Doug was driving to work the Monday morning after getting engaged in December 1950. Having got a good job and was about to get married he though- is this it? What am I going to do with my life? He then calculated the amount of professional minutes he would have for his career.

Assuming he would work til he was 65. He was then 25 and taking an assumption of an average work year containing 2,000 hours a year that would make it 65-25=40 years *2,000 hours a year= 8,0000 hours of professional work or 4,800,000 minutes. And he kept thinking.

The first issue and question on that Monday morning was a view of this empty hallway of his career, there was no plan - which was embarrassing.

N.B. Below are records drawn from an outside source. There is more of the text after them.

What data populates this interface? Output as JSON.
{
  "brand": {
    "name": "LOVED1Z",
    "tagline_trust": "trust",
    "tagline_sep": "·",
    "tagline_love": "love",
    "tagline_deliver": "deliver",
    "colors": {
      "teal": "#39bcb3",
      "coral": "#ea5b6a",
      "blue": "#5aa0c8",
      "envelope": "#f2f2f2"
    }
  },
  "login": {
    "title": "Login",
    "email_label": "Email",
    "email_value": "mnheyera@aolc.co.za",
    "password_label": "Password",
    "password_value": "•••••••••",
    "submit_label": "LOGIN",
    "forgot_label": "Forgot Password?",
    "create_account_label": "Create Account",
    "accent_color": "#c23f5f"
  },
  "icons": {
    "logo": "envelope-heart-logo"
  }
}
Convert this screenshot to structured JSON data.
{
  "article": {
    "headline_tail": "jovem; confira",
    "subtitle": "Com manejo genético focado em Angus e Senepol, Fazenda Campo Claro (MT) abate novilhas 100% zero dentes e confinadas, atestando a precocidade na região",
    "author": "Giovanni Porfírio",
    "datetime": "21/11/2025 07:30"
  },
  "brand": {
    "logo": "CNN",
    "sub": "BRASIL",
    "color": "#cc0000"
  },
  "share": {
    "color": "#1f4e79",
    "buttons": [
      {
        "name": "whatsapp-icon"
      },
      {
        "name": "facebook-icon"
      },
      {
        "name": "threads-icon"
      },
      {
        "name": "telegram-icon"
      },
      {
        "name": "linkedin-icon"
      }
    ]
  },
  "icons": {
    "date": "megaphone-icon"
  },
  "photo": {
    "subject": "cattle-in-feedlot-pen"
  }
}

So what kind of plan and objective - goals should he have:

Money? Enough for raising a family yes, but he didn't find that in itself really interesting.

Sometimes that morning he had a thought: I am investing a career, what kind of return would I like?What if I could maximize the value my career contributes to mankind? This started orientating him.

So he spent a couple of months crusade hunting.

By February/March he had spent enough time thinking about crusades. Real crusades, not just 'lets clean up this neighborhood'. Well, you know, one thing is to think to think about is great contributions, but how have individuals changed history? Gengis Khan and Adolf Hitler come to mind. Not laudatory examples, but interesting. This didn't lead him very far. Did read a lot about Khan though that week.

Other crusades like health in third world etc came to mind. I read about someone who wanted to drain swamps where natives where living and were suffering from malaria. So the swamps got drained and the mosquitoes went away. And the population went up. However... the bigger population ruined their environment and a couple of generations later they were back where they started.





One Saturday it dawned on him: Boy, the world is complex, jeez, the problems are getting more complex and urgent and have to be dealt with collectively- we have to deal with them collectively.

So here came the crusade: how to deal with maximizing the improvements we could make for mankind's abilities to deal with complex, urgent problems.

In the next half hour or so he really got the picture of computers and interactive displays. This was 1951.

You see he had read a book about computers (Giant Brains, or Machines That Think by Edmund C Berkeley, Consultant in Modern Technology, 1949.) and he was a radar technician in the second world war. He also had an electrical engineering degree, the engineer in him could generalize what the circuits could to etc.

The thought went like this: The radar could draw stuff on the screen for the operator, but in a limited way. Having seen the internal electronics which could provide the display for the operator, he knew that if a computer could print on a line printer electronically it would be able to produce anything you wanted on the CRT!

The radar could watch the operator and do things. Jeez, the computer could watch the operator and do whatever you want on the screen:

The computer could interact with the display in all sorts of flexible portrayals. It could do fast retrieval and it could do jobs for you:

It could allow you to type - what we now call word processing.

It could retrieve for you, submit to someone else at a distance. Distance work! Large numbers of people could be interacting with the knowledge. What a revolutionary thought- a real, feasible way to allow people from afar to work together.

One could only think of explorable options about what the computer could provide for you which your typewriter cannot.

The picture came easily, within half and hour once the right question had been formulated and digested.


The concept of interactive computing was born in his mind. This basic picture never changed.


Implementing the vision all presented lots of practical problems. It took 11-14 years to get a chance to tie displays to screens and start doing things with them.